13:08 EDT Esperion announces presentation of final Study 3 results of Bempedoic Acid - Esperion announced that the final Phase 3 results from Study 3 were presented at the American Heart Association Scientific Sessions in Chicago. This study evaluated the LDL-C lowering efficacy and the safety and tolerability of bempedoic acid 180 mg versus placebo in high-risk patients with atherosclerotic cardiovascular disease, or at high risk for ASCVD with hypercholesterolemia, inadequately treated with maximally tolerated background LDL-C lowering therapy who are only able to tolerate less than the approved daily starting dose of a statin and considered statin intolerant. Topline results were previously announced in May 2018. The 24-week, global pivotal Phase 3 randomized, double-blind, placebo-controlled, multicenter study evaluated the LDL-C lowering efficacy and safety of bempedoic acid 180 mg/day versus placebo added to background lipid-modifying therapy in patients with hypercholesterolemia who are considered statin intolerant. The study was conducted at 67 sites in the U.S. and Canada. A total of 345 patients were randomized 2:1 to receive bempedoic acid or placebo. The primary efficacy objective was to assess the 12-week LDL-C lowering efficacy of bempedoic acid versus placebo. Secondary objectives included evaluating the 24-week LDL-C lowering efficacy of bempedoic acid versus placebo, the safety and tolerability of bempedoic acid versus placebo, and its effects on other risk markers after 12 weeks of treatment, including hsCRP. Esperion plans to submit New Drug Applications to the U.S. Food and Drug Administration for bempedoic acid and the bempedoic acid/ezetimibe combination pill for LDL-C lowering indications during the first quarter of 2019. Additionally, Esperion plans to submit Marketing Authorization Applications to the European Medicines Agency during the second quarter of 2019.

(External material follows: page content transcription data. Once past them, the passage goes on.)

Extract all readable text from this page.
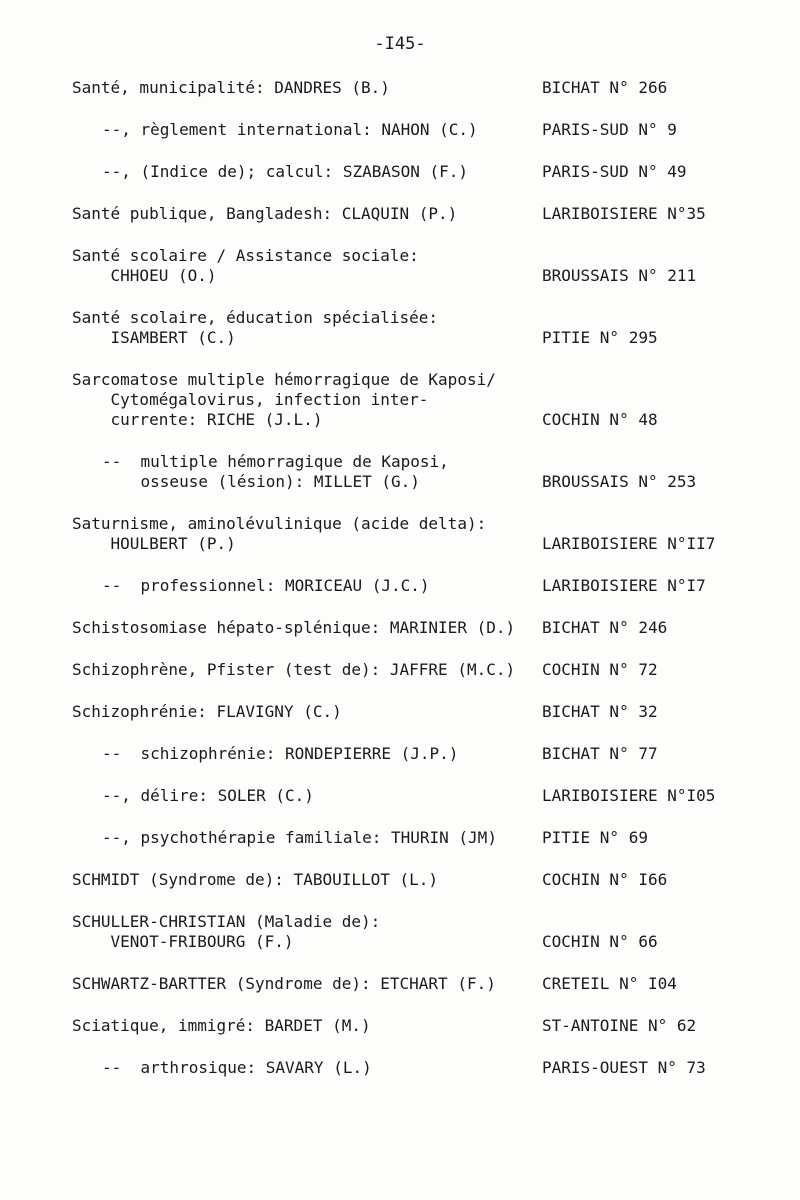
-I45-
Santé, municipalité: DANDRES (B.)	BICHAT N° 266
--, règlement international: NAHON (C.)	PARIS-SUD N° 9
--, (Indice de); calcul: SZABASON (F.)	PARIS-SUD N° 49
Santé publique, Bangladesh: CLAQUIN (P.)	LARIBOISIERE N°35
Santé scolaire / Assistance sociale:
CHHOEU (O.)	BROUSSAIS N° 211
Santé scolaire, éducation spécialisée:
ISAMBERT (C.)	PITIE N° 295
Sarcomatose multiple hémorragique de Kaposi/
Cytomégalovirus, infection inter-
currente: RICHE (J.L.)	COCHIN N° 48
--  multiple hémorragique de Kaposi,
osseuse (lésion): MILLET (G.)	BROUSSAIS N° 253
Saturnisme, aminolévulinique (acide delta):
HOULBERT (P.)	LARIBOISIERE N°II7
--  professionnel: MORICEAU (J.C.)	LARIBOISIERE N°I7
Schistosomiase hépato-splénique: MARINIER (D.) BICHAT N° 246
Schizophrène, Pfister (test de): JAFFRE (M.C.) COCHIN N° 72
Schizophrénie: FLAVIGNY (C.)	BICHAT N° 32
--  schizophrénie: RONDEPIERRE (J.P.)	BICHAT N° 77
--, délire: SOLER (C.)	LARIBOISIERE N°I05
--, psychothérapie familiale: THURIN (JM)	PITIE N° 69
SCHMIDT (Syndrome de): TABOUILLOT (L.)	COCHIN N° I66
SCHULLER-CHRISTIAN (Maladie de):
VENOT-FRIBOURG (F.)	COCHIN N° 66
SCHWARTZ-BARTTER (Syndrome de): ETCHART (F.)	CRETEIL N° I04
Sciatique, immigré: BARDET (M.)	ST-ANTOINE N° 62
--  arthrosique: SAVARY (L.)	PARIS-OUEST N° 73
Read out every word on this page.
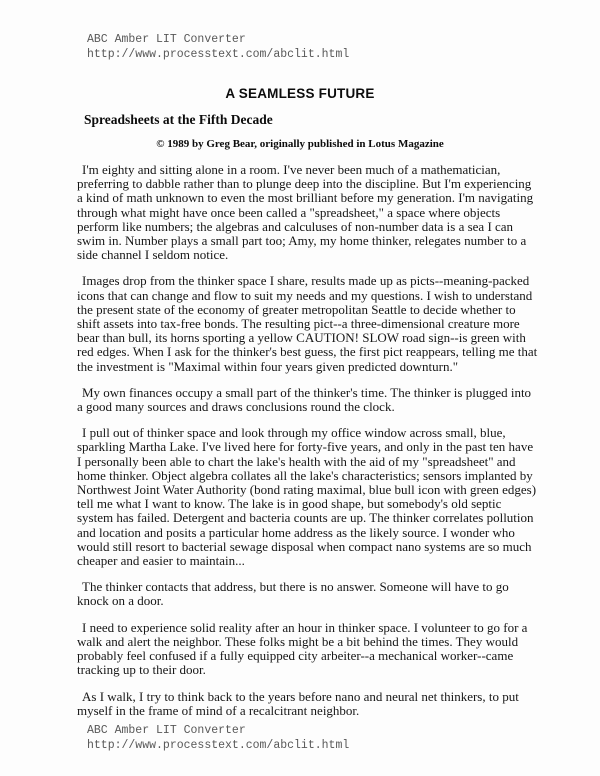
ABC Amber LIT Converter
http://www.processtext.com/abclit.html
A SEAMLESS FUTURE
Spreadsheets at the Fifth Decade
© 1989 by Greg Bear, originally published in Lotus Magazine

I'm eighty and sitting alone in a room. I've never been much of a mathematician, preferring to dabble rather than to plunge deep into the discipline. But I'm experiencing a kind of math unknown to even the most brilliant before my generation. I'm navigating through what might have once been called a "spreadsheet," a space where objects perform like numbers; the algebras and calculuses of non-number data is a sea I can swim in. Number plays a small part too; Amy, my home thinker, relegates number to a side channel I seldom notice.

Images drop from the thinker space I share, results made up as picts--meaning-packed icons that can change and flow to suit my needs and my questions. I wish to understand the present state of the economy of greater metropolitan Seattle to decide whether to shift assets into tax-free bonds. The resulting pict--a three-dimensional creature more bear than bull, its horns sporting a yellow CAUTION! SLOW road sign--is green with red edges. When I ask for the thinker's best guess, the first pict reappears, telling me that the investment is "Maximal within four years given predicted downturn."

My own finances occupy a small part of the thinker's time. The thinker is plugged into a good many sources and draws conclusions round the clock.

I pull out of thinker space and look through my office window across small, blue, sparkling Martha Lake. I've lived here for forty-five years, and only in the past ten have I personally been able to chart the lake's health with the aid of my "spreadsheet" and home thinker. Object algebra collates all the lake's characteristics; sensors implanted by Northwest Joint Water Authority (bond rating maximal, blue bull icon with green edges) tell me what I want to know. The lake is in good shape, but somebody's old septic system has failed. Detergent and bacteria counts are up. The thinker correlates pollution and location and posits a particular home address as the likely source. I wonder who would still resort to bacterial sewage disposal when compact nano systems are so much cheaper and easier to maintain...

The thinker contacts that address, but there is no answer. Someone will have to go knock on a door.

I need to experience solid reality after an hour in thinker space. I volunteer to go for a walk and alert the neighbor. These folks might be a bit behind the times. They would probably feel confused if a fully equipped city arbeiter--a mechanical worker--came tracking up to their door.

As I walk, I try to think back to the years before nano and neural net thinkers, to put myself in the frame of mind of a recalcitrant neighbor.

ABC Amber LIT Converter
http://www.processtext.com/abclit.html
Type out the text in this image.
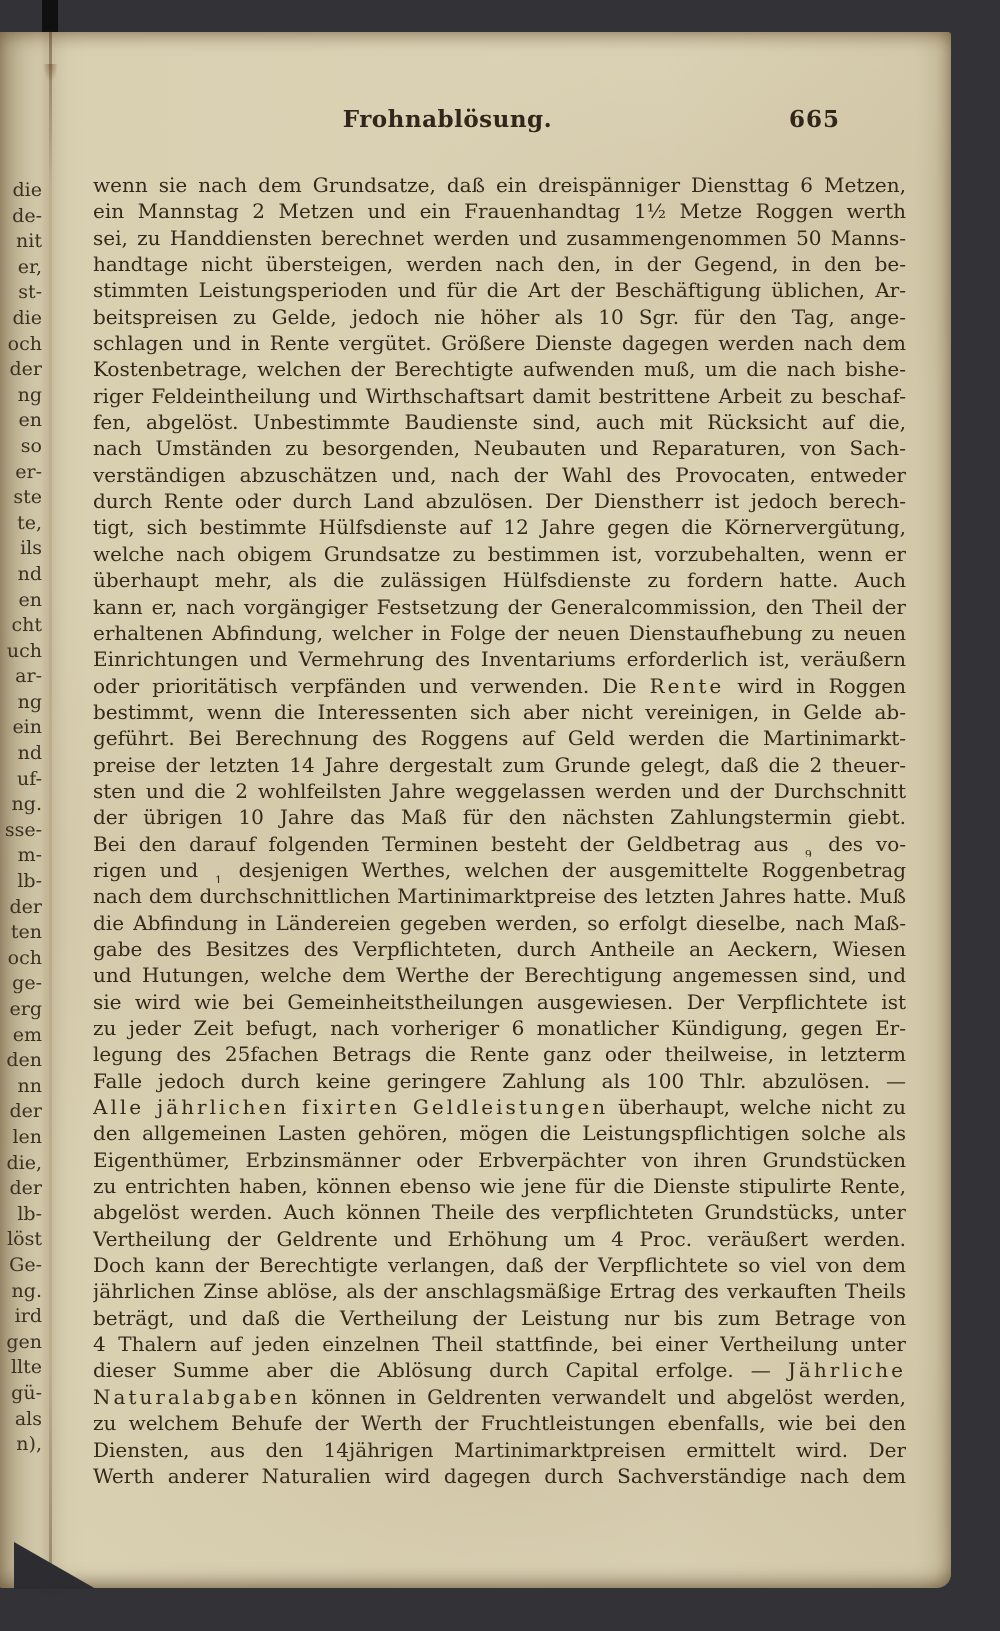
die
de-
nit
er,
st-
die
och
der
ng
en
so
er-
ste
te,
ils
nd
en
cht
uch
ar-
ng
ein
nd
uf-
ng.
sse-
m-
lb-
der
ten
och
ge-
erg
em
den
nn
der
len
die,
der
lb-
löst
Ge-
ng.
ird
gen
llte
gü-
als
n),
Frohnablösung.	665
wenn sie nach dem Grundsatze, daß ein dreispänniger Diensttag 6 Metzen,
ein Mannstag 2 Metzen und ein Frauenhandtag 1½ Metze Roggen werth
sei, zu Handdiensten berechnet werden und zusammengenommen 50 Manns-
handtage nicht übersteigen, werden nach den, in der Gegend, in den be-
stimmten Leistungsperioden und für die Art der Beschäftigung üblichen, Ar-
beitspreisen zu Gelde, jedoch nie höher als 10 Sgr. für den Tag, ange-
schlagen und in Rente vergütet. Größere Dienste dagegen werden nach dem
Kostenbetrage, welchen der Berechtigte aufwenden muß, um die nach bishe-
riger Feldeintheilung und Wirthschaftsart damit bestrittene Arbeit zu beschaf-
fen, abgelöst. Unbestimmte Baudienste sind, auch mit Rücksicht auf die,
nach Umständen zu besorgenden, Neubauten und Reparaturen, von Sach-
verständigen abzuschätzen und, nach der Wahl des Provocaten, entweder
durch Rente oder durch Land abzulösen. Der Dienstherr ist jedoch berech-
tigt, sich bestimmte Hülfsdienste auf 12 Jahre gegen die Körnervergütung,
welche nach obigem Grundsatze zu bestimmen ist, vorzubehalten, wenn er
überhaupt mehr, als die zulässigen Hülfsdienste zu fordern hatte. Auch
kann er, nach vorgängiger Festsetzung der Generalcommission, den Theil der
erhaltenen Abfindung, welcher in Folge der neuen Dienstaufhebung zu neuen
Einrichtungen und Vermehrung des Inventariums erforderlich ist, veräußern
oder prioritätisch verpfänden und verwenden. Die Rente wird in Roggen
bestimmt, wenn die Interessenten sich aber nicht vereinigen, in Gelde ab-
geführt. Bei Berechnung des Roggens auf Geld werden die Martinimarkt-
preise der letzten 14 Jahre dergestalt zum Grunde gelegt, daß die 2 theuer-
sten und die 2 wohlfeilsten Jahre weggelassen werden und der Durchschnitt
der übrigen 10 Jahre das Maß für den nächsten Zahlungstermin giebt.
Bei den darauf folgenden Terminen besteht der Geldbetrag aus 9 des vo-
rigen und 1 desjenigen Werthes, welchen der ausgemittelte Roggenbetrag
nach dem durchschnittlichen Martinimarktpreise des letzten Jahres hatte. Muß
die Abfindung in Ländereien gegeben werden, so erfolgt dieselbe, nach Maß-
gabe des Besitzes des Verpflichteten, durch Antheile an Aeckern, Wiesen
und Hutungen, welche dem Werthe der Berechtigung angemessen sind, und
sie wird wie bei Gemeinheitstheilungen ausgewiesen. Der Verpflichtete ist
zu jeder Zeit befugt, nach vorheriger 6 monatlicher Kündigung, gegen Er-
legung des 25fachen Betrags die Rente ganz oder theilweise, in letzterm
Falle jedoch durch keine geringere Zahlung als 100 Thlr. abzulösen. —
Alle jährlichen fixirten Geldleistungen überhaupt, welche nicht zu
den allgemeinen Lasten gehören, mögen die Leistungspflichtigen solche als
Eigenthümer, Erbzinsmänner oder Erbverpächter von ihren Grundstücken
zu entrichten haben, können ebenso wie jene für die Dienste stipulirte Rente,
abgelöst werden. Auch können Theile des verpflichteten Grundstücks, unter
Vertheilung der Geldrente und Erhöhung um 4 Proc. veräußert werden.
Doch kann der Berechtigte verlangen, daß der Verpflichtete so viel von dem
jährlichen Zinse ablöse, als der anschlagsmäßige Ertrag des verkauften Theils
beträgt, und daß die Vertheilung der Leistung nur bis zum Betrage von
4 Thalern auf jeden einzelnen Theil stattfinde, bei einer Vertheilung unter
dieser Summe aber die Ablösung durch Capital erfolge. — Jährliche
Naturalabgaben können in Geldrenten verwandelt und abgelöst werden,
zu welchem Behufe der Werth der Fruchtleistungen ebenfalls, wie bei den
Diensten, aus den 14jährigen Martinimarktpreisen ermittelt wird. Der
Werth anderer Naturalien wird dagegen durch Sachverständige nach dem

13:01 EDT Infinity Pharmaceuticals reports data from MARIO-1 Phase 1b study - Infinity Pharmaceuticals announced that data to be presented at the 33rd Annual Meeting of the Society for Immunotherapy of Cancer demonstrated preliminary evidence that IPI-549 in combination with Opdivo is clinically active in indications not expected to respond to Opdivo alone. In particular, evidence of reversal of resistance to Opdivo included a partial response in a patient with metastatic melanoma who progressed on immediate prior Opdivo therapy. IPI-549 plus Opdivo also resulted in a 26% reduction of tumor target lesions in a patient with chemotherapy-resistant triple negative breast cancer, a tumor type intrinsically resistant to checkpoint inhibition. The data also included long-term follow up on sustained partial responses in two patients from combination dose escalation: one with microsatellite stable gallbladder cancer and one with adrenocortical carcinoma. The observed early clinical activity from the combination expansion, in addition to findings from the monotherapy cohorts, including associated translational data, support on-mechanism proof of concept for IPI-549. Infinity is evaluating IPI-549 in MARIO-1, a Phase 1b study in approximately 200 patients with advanced solid tumors. Additionally, Infinity is planning to initiate MARIO-275, a global, randomized Phase 2 study to evaluate the effect of adding IPI-549 to Opdivo in approximately 150 checkpoint-inhibitor naive advanced urothelial cancer patients who have progressed or recurred following treatment with platinum-based chemotherapy.